I’ve actually been fairly quiet on the fishing front over the past 3-4 months, certainly compared to previous years. However, that’s all changing and I’ve a very busy couple of months ahead. Next weekend I’m heading to the Gower Peninsula to fish a competition at Oxwich Bay. It’s a new location for me and that’s the big attraction, though a little competition is also good!

A couple of weeks later I’m heading off to the Netherlands to meet up with European Hobie team members which will see me sampling some of their saltwater and freshwater fishing. That should be a real experience and something totally new!.

Most of August will be taken up with me touring Somerset, Devon and Cornwall, fishing many of the marks previous fished during the 1960’s by the late Hugh Stoker.

All of this will involve me sleeping in a tent, that’s a good four weeks in total under ‘canvas’. To that end I’ve already started making preparations and spent an evening this week overhauling my Primus cookers. I have an old ‘Multifuel’' stove as well as a newer ‘Omnifuel’ model. The Multifuel had started to dribble petrol from the fuel line that exited the pump and fed the stove, this was far from ideal!. It turned out to be a small o-ring seal that formed part of a rotary coupling.

Above photo - O-ring seal location (seal removed)

Surprisingly this seal wasn’t part of the service kit, in fact it wasn’t available as a replacement part full stop!. The supplier advised me to upgrade to the latest ‘Ergopump’ and fuel line at a cost of almost £80!!!!. Needless to say, that wasn’t going to happen and would have been totally uneconomical on a stove that was over ten years old.

I ended up popping into a local hydraulic specialist today and he immediately identified a replacement o-ring from his stock.
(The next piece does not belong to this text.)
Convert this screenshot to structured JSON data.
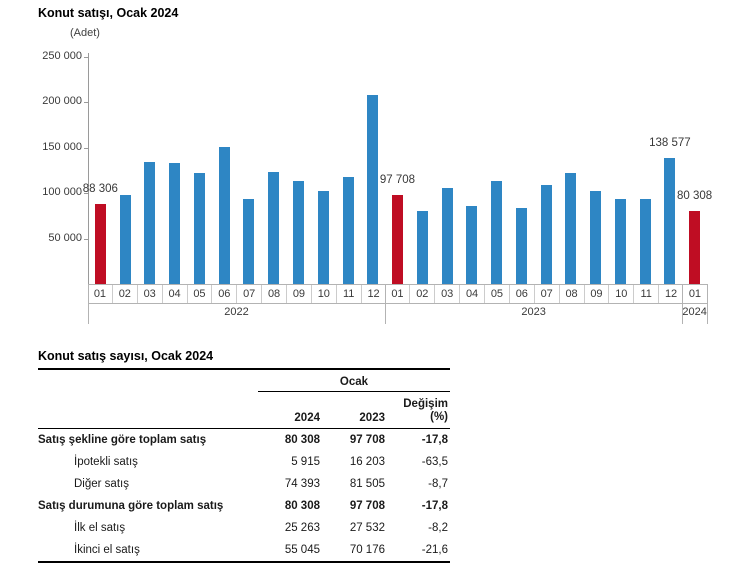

He laid ten seals on the desk and when I questioned him on the price he replied “they cost £0.01 each, don't worry about it!”. Once home I re-assembled the stove and put it through it’s paces… it worked a treat!!!

Another problem area that I’ve hopefully addressed is tent comfort!. I generally use my military issue foam roll mat to sleep on, its ok, nothing special!. I’ve just purchased a Vango DLX 7.5cm self inflating mattress. It’s a thick mattress and should provide great comfort for a long camping trip. It’s large when packed down, certainly not intended for the back packer, however, it’s ideal to throw in the back on the car and will hopefully provide a great nights sleep. I’ll review this item in September when I’ve had a good chance to really try it out!.

A few mackerel at last!

It was a last minute decision to hit the water this evening. I’d been afloat earlier in the week and noticed quite a few shoals of what was likely to be mackerel in the Solent. Despite having the rod in the car that day, I’d decided not to take it with me… typical!

After a mad rush I must have launched around 1945 into a fresh SE wind. There was a light chop on the water as I headed to a mark that I hope would produce some fish. In the rush to leave home I’d failed to pick up my fish finder, so I was hunting for the mackerel blind.

After about thirty minutes I finally found a few fish. The going was slow but steady and within an hour I’d bagged about twenty fish.

The Mirage Drive was proving useful at keeping my in the location I wanted, a little intermittent light peddling was all that was needed, despite the flooding tide.

As the sun set the fishing died off completely. I tried a few different spots, though there was nothing. It wasn’t a huge catch, though it put some much needed bait in the freezer. I’ll try and get out a couple of times a week over the next month, purely in the pursuit of bait. I ideally need about 80-100 mackerel in the freezer to see me through the winter months.

I decided to keep a couple for the table and the rest were individually wrapped in cling film and frozen. It’s a tad laborious, though keeping them as single fish really does help me to manage my bait stock well. The wrapping keeps them incredibly juicy and fresh, far better than the blast frozen alternative from the tackle shops.